Rui não consegue regressar às palavras. Nenhuma
das suas técnicas tem dado resultado. O escritor morreu para a escrita, como o
provam o seu esboço de romance, as novas personagens e os enredos, que mais não
são que uma inequívoca demonstração do seu eclipse. A força de onde lhe
provinha o verbo e que lhe alimentava as histórias, acabou. A obra morreu sem
ter nascido.
- Há quanto tempo não te fazes escutar, ó
invisível? Sempre que falaste, escutei-te com atenção, e respeitei as tuas
opiniões. Entendes, agora, que as forças que aniquilaram a minha criatividade
são muito poderosas. Eu nada consigo contra elas. As histórias sempre foram a
minha companhia, a minha família renascia com as novas palavras de cada novo
livro que de mim era vindimado. Agora estou tão seco e negro como as videiras
destroçadas pelas pragas. Num outro tempo, não muito distante, já tu terias
argumentado e berrado comigo, terias feito aparecer uma outra cidade na janela
da sala, terias tentado agitar a minha melancolia. Onde estás tu, afinal, que
não te fazes escutar?
- Estou aqui, no mesmo lugar onde sempre
estive. Nem me mexi. Tu é que te esqueceste de mim e deixaste de me escutar.
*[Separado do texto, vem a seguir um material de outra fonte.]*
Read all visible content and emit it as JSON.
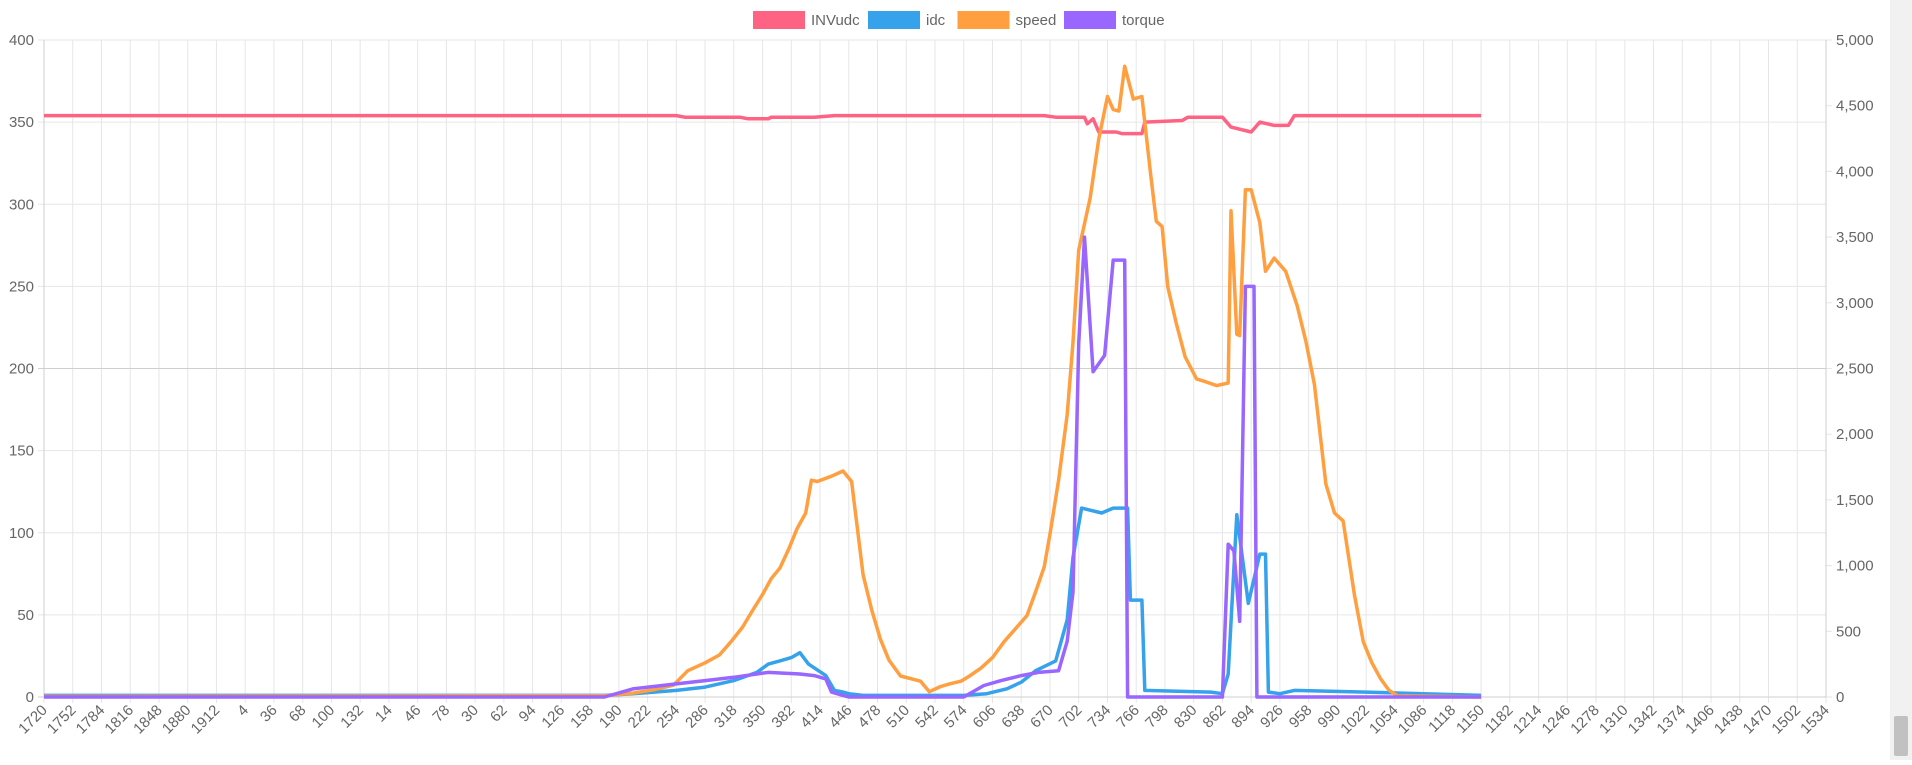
{
  "chart_data": {
    "type": "line",
    "legend_position": "top",
    "grid": true,
    "x_labels_shown": [
      "1720",
      "1752",
      "1784",
      "1816",
      "1848",
      "1880",
      "1912",
      "4",
      "36",
      "68",
      "100",
      "132",
      "14",
      "46",
      "78",
      "30",
      "62",
      "94",
      "126",
      "158",
      "190",
      "222",
      "254",
      "286",
      "318",
      "350",
      "382",
      "414",
      "446",
      "478",
      "510",
      "542",
      "574",
      "606",
      "638",
      "670",
      "702",
      "734",
      "766",
      "798",
      "830",
      "862",
      "894",
      "926",
      "958",
      "990",
      "1022",
      "1054",
      "1086",
      "1118",
      "1150",
      "1182",
      "1214",
      "1246",
      "1278",
      "1310",
      "1342",
      "1374",
      "1406",
      "1438",
      "1470",
      "1502",
      "1534"
    ],
    "y_left": {
      "min": 0,
      "max": 400,
      "ticks": [
        "0",
        "50",
        "100",
        "150",
        "200",
        "250",
        "300",
        "350",
        "400"
      ]
    },
    "y_right": {
      "min": 0,
      "max": 5000,
      "ticks": [
        "0",
        "500",
        "1,000",
        "1,500",
        "2,000",
        "2,500",
        "3,000",
        "3,500",
        "4,000",
        "4,500",
        "5,000"
      ]
    },
    "data_label_index_range": [
      0,
      66
    ],
    "series": [
      {
        "name": "INVudc",
        "color": "#ff6384",
        "axis": "left",
        "points": [
          [
            0,
            354
          ],
          [
            22,
            354
          ],
          [
            22.3,
            353
          ],
          [
            24.2,
            353
          ],
          [
            24.5,
            352
          ],
          [
            25.2,
            352
          ],
          [
            25.3,
            353
          ],
          [
            26.8,
            353
          ],
          [
            27.5,
            354
          ],
          [
            34.8,
            354
          ],
          [
            35.2,
            353
          ],
          [
            36.2,
            353
          ],
          [
            36.3,
            349
          ],
          [
            36.5,
            352
          ],
          [
            36.7,
            344
          ],
          [
            37.3,
            344
          ],
          [
            37.5,
            343
          ],
          [
            38.2,
            343
          ],
          [
            38.3,
            350
          ],
          [
            39.6,
            351
          ],
          [
            39.8,
            353
          ],
          [
            41,
            353
          ],
          [
            41.3,
            347
          ],
          [
            42,
            344
          ],
          [
            42.3,
            350
          ],
          [
            42.8,
            348
          ],
          [
            43.3,
            348
          ],
          [
            43.5,
            354
          ],
          [
            50,
            354
          ]
        ]
      },
      {
        "name": "idc",
        "color": "#36a2eb",
        "axis": "left",
        "points": [
          [
            0,
            1
          ],
          [
            19.5,
            1
          ],
          [
            20.5,
            2
          ],
          [
            22,
            4
          ],
          [
            23,
            6
          ],
          [
            24,
            10
          ],
          [
            24.8,
            15
          ],
          [
            25.2,
            20
          ],
          [
            25.6,
            22
          ],
          [
            26,
            24
          ],
          [
            26.3,
            27
          ],
          [
            26.6,
            20
          ],
          [
            27.2,
            13
          ],
          [
            27.5,
            4
          ],
          [
            27.8,
            3
          ],
          [
            28,
            2
          ],
          [
            28.5,
            1
          ],
          [
            29.5,
            1
          ],
          [
            32,
            1
          ],
          [
            32.8,
            2
          ],
          [
            33.5,
            5
          ],
          [
            34,
            9
          ],
          [
            34.5,
            16
          ],
          [
            35.2,
            22
          ],
          [
            35.6,
            47
          ],
          [
            35.8,
            85
          ],
          [
            36.1,
            115
          ],
          [
            36.8,
            112
          ],
          [
            37.2,
            115
          ],
          [
            37.7,
            115
          ],
          [
            37.8,
            59
          ],
          [
            38.2,
            59
          ],
          [
            38.3,
            4
          ],
          [
            40.6,
            3
          ],
          [
            41,
            2
          ],
          [
            41.2,
            14
          ],
          [
            41.5,
            111
          ],
          [
            41.9,
            57
          ],
          [
            42.3,
            87
          ],
          [
            42.5,
            87
          ],
          [
            42.6,
            3
          ],
          [
            43,
            2
          ],
          [
            43.5,
            4
          ],
          [
            46,
            3
          ],
          [
            50,
            1
          ]
        ]
      },
      {
        "name": "speed",
        "color": "#ff9f40",
        "axis": "right",
        "points": [
          [
            0,
            5
          ],
          [
            19.5,
            10
          ],
          [
            20.5,
            30
          ],
          [
            21.2,
            55
          ],
          [
            21.9,
            90
          ],
          [
            22.4,
            200
          ],
          [
            23,
            260
          ],
          [
            23.5,
            320
          ],
          [
            23.9,
            420
          ],
          [
            24.3,
            530
          ],
          [
            24.6,
            640
          ],
          [
            25,
            780
          ],
          [
            25.3,
            900
          ],
          [
            25.6,
            980
          ],
          [
            25.9,
            1120
          ],
          [
            26.2,
            1280
          ],
          [
            26.5,
            1400
          ],
          [
            26.7,
            1650
          ],
          [
            26.9,
            1640
          ],
          [
            27.4,
            1680
          ],
          [
            27.8,
            1720
          ],
          [
            28.1,
            1640
          ],
          [
            28.5,
            930
          ],
          [
            28.8,
            660
          ],
          [
            29.1,
            440
          ],
          [
            29.4,
            280
          ],
          [
            29.8,
            160
          ],
          [
            30.5,
            120
          ],
          [
            30.8,
            40
          ],
          [
            31.2,
            80
          ],
          [
            31.5,
            100
          ],
          [
            31.9,
            120
          ],
          [
            32.2,
            160
          ],
          [
            32.6,
            220
          ],
          [
            33,
            300
          ],
          [
            33.4,
            420
          ],
          [
            33.8,
            520
          ],
          [
            34.2,
            620
          ],
          [
            34.5,
            800
          ],
          [
            34.8,
            990
          ],
          [
            35,
            1240
          ],
          [
            35.3,
            1650
          ],
          [
            35.6,
            2150
          ],
          [
            35.8,
            2700
          ],
          [
            36,
            3400
          ],
          [
            36.4,
            3800
          ],
          [
            36.7,
            4250
          ],
          [
            37,
            4570
          ],
          [
            37.2,
            4470
          ],
          [
            37.4,
            4460
          ],
          [
            37.6,
            4800
          ],
          [
            37.9,
            4550
          ],
          [
            38.2,
            4570
          ],
          [
            38.5,
            3980
          ],
          [
            38.7,
            3620
          ],
          [
            38.9,
            3580
          ],
          [
            39.1,
            3120
          ],
          [
            39.4,
            2840
          ],
          [
            39.7,
            2590
          ],
          [
            40.1,
            2420
          ],
          [
            40.4,
            2400
          ],
          [
            40.8,
            2370
          ],
          [
            41.2,
            2390
          ],
          [
            41.3,
            3700
          ],
          [
            41.5,
            2760
          ],
          [
            41.6,
            2750
          ],
          [
            41.8,
            3860
          ],
          [
            42,
            3860
          ],
          [
            42.3,
            3610
          ],
          [
            42.5,
            3240
          ],
          [
            42.8,
            3340
          ],
          [
            43.2,
            3240
          ],
          [
            43.6,
            2980
          ],
          [
            43.9,
            2710
          ],
          [
            44.2,
            2380
          ],
          [
            44.6,
            1620
          ],
          [
            44.9,
            1400
          ],
          [
            45.2,
            1340
          ],
          [
            45.6,
            770
          ],
          [
            45.9,
            420
          ],
          [
            46.2,
            260
          ],
          [
            46.5,
            140
          ],
          [
            46.8,
            50
          ],
          [
            47.1,
            10
          ],
          [
            50,
            0
          ]
        ]
      },
      {
        "name": "torque",
        "color": "#9966ff",
        "axis": "left",
        "points": [
          [
            0,
            0
          ],
          [
            19.5,
            0
          ],
          [
            20.5,
            5
          ],
          [
            22,
            8
          ],
          [
            23,
            10
          ],
          [
            24,
            12
          ],
          [
            25.2,
            15
          ],
          [
            26.3,
            14
          ],
          [
            26.8,
            13
          ],
          [
            27.2,
            11
          ],
          [
            27.4,
            3
          ],
          [
            27.8,
            1
          ],
          [
            28,
            0
          ],
          [
            29.5,
            0
          ],
          [
            32,
            0
          ],
          [
            32.7,
            7
          ],
          [
            33.3,
            10
          ],
          [
            34,
            13
          ],
          [
            34.6,
            15
          ],
          [
            35.3,
            16
          ],
          [
            35.6,
            34
          ],
          [
            35.8,
            64
          ],
          [
            36,
            215
          ],
          [
            36.2,
            280
          ],
          [
            36.5,
            198
          ],
          [
            36.9,
            208
          ],
          [
            37.2,
            266
          ],
          [
            37.6,
            266
          ],
          [
            37.7,
            0
          ],
          [
            41,
            0
          ],
          [
            41.2,
            93
          ],
          [
            41.4,
            89
          ],
          [
            41.6,
            46
          ],
          [
            41.8,
            250
          ],
          [
            42.1,
            250
          ],
          [
            42.2,
            0
          ],
          [
            50,
            0
          ]
        ]
      }
    ]
  }
}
Quando Sofia recuperou os sentidos,
reparou que o conteúdo da sua mala se encontrava espalhado, à sua volta, no
meio dos juncais.
A culpa do acidente foi da chuva miudinha
que caía sem dar tréguas, é o que todos lhe dirão.
A culpa do acidente foi do mau estado do
piso daquela estrada secundária por onde ninguém deveria circular, é o que
todos lhe dirão.
A culpa do acidente foi desta vida de
merda, das putas das amantes que o cabrão do marido nunca se escusou de
arranjar.
A culpa do acidente é apenas de Sofia, que
fraca, tão fraca e tão medrosa, nem soube resistir à tentação, ao pecado, à
malícia extrema de se deixar despistar. Talvez assim, finalmente, ela se transfigurasse
ou, melhor ainda, desaparecesse de vez
O corpo está bem, nada lhe dói, apenas a
alma.
O corpo não reage, ainda é cedo, só a alma
lhe dói, pois nunca descansa.
O corpo está bem, mas a alma está rasgada,
despedaçada, encharcada como o rosto e o cabelo, como toda a roupa que tem
vestida.
O corpo está bem, não reage, mas está bem.
O que raio lhe haveria de ter passado pela cabeça numa altura destas.
Sofia encontra o batom perdido ali bem
perto de si. Foi um dos muitos objetos que a carteira semeou. Senta-se, passa o
batom vermelho pelos lábios com a mão tremente.
O carro está imobilizado não muito longe dali,
do outro lado da estrada, com a frente quase desfeita. Ela não compreende como foi
possível ter passado incólume ao acidente. O universo resolveu ficar do seu lado,
e ela terá de se esforçar para respeitar a importante decisão.
E o Tiago? Que culpa é que tem o menino
para que tudo isto lhe esteja a acontecer?
A chuva miudinha ensopa o corpo dorido e derrotado
de Sofia. Ela volta a passar o batom nos lábios com a mão mais segura. Estão impecavelmente
contornados, brilhantes, intensos, apetecíveis e carentes.
- Vês, tal como eu te disse, estive sempre
aqui. Considerei ser mais importante permanecer em silêncio, atento mas em silêncio.
- O miúdo acaba de perceber que te atiraste
da ponte abaixo. O que achas que pode pensar um rapazinho tão novo de uma situação
como esta?
- Não sei. Diz-me tu! E o que ficará a pensar
o jovem Tiago quando lhe disserem que a mãe teve um acidente brutal no mesmo dia
em que os pais discutiram e ameaçaram separar-se? O universo é um local violento,
e as coisas são apenas aquilo que são, nada mais do que isso. As coisas, todas as
coisas, são apenas aquilo que as coisas são.